Retry request if the generation cannot be aborted because of BLAS batch

LostRuins / lite.koboldai.net

A zero dependency web UI for KoboldAI Horde

GNU Affero General Public License v3.0

78 stars 37 forks source link

Retry request if the generation cannot be aborted because of BLAS batch #53

Open aleksusklim opened 9 months ago

aleksusklim commented 9 months ago

Use case:

I type my input.
I click Submit
That button changes to a spinner and gets disabled.
The server starts BLAS with my text.
I see my own line added to the history.
Under the spinner the [ABORT] link appears.
I realize I made a typo in my prompt! I want to edit it, but the history is read-only during the generation.
I click [ABORT] to cancel.
The spinner changes to a button titled Generate More
I edit the history to fix my mistake.
I click on Generate More (or, alternatively, I copy the last text back to the input box, hit Back, then fix it and click Submit again)
I see a popup Error Encountered telling something about Server is busy; please try again later.
I click OK
I see a new popup saying Send Abort Command? Attempt to abort existing request?
No matter if I'll reply Yes or No, the BLAS step cannot be aborted.
I wait until either the console shows something new, or the CPU load drops in Task Manager – this means the BLAS is over and the generation is finally aborted.
I send my input again; this time it successfully restarts my generation.

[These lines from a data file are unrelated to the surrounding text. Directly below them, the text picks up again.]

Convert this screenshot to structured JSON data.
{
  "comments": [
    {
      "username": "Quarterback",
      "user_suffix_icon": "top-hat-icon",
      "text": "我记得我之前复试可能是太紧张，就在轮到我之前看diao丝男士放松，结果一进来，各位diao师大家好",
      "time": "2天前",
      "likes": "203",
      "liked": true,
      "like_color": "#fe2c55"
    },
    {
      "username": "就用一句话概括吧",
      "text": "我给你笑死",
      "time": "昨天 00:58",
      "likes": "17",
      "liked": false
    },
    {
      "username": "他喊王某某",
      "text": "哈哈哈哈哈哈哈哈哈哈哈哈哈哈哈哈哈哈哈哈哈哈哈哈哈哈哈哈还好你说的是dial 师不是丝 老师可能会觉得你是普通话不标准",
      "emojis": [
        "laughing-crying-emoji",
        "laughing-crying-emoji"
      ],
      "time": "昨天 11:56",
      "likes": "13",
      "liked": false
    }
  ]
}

This is happening to me so often that now I came up with this idea:

Lite should check the returned error from the server.
If it is exactly the error about busy generation, do not show the actual error.
Instead, present a popup titled Background generation in progress with text The koboldcpp server is busy generating its response to a previous request. You can try to abort it now. and three buttons:

"Abort"
"Abort and retry"
"Cancel"

Buttons Abort and Cancel are working as yours Yes and No currently. But Abort and retry closes the popup and does this:

Aborts the generation as if "Yes" was pressed.
Turs the send button into a spinner again, with [ABORT] link under it.
In this state, UI should be read-only as if the generation was in progress.
Lite polls the server frequently (at the rate of regular token streaming) to query the generation state.
When the server finishes its work, Lite sends the actual generation request and then acts as normal.
If the user clicks [ABORT] while the real generation isn't started yet, the polling loop cancels, returning the UI to idle state just as this link is doing currently.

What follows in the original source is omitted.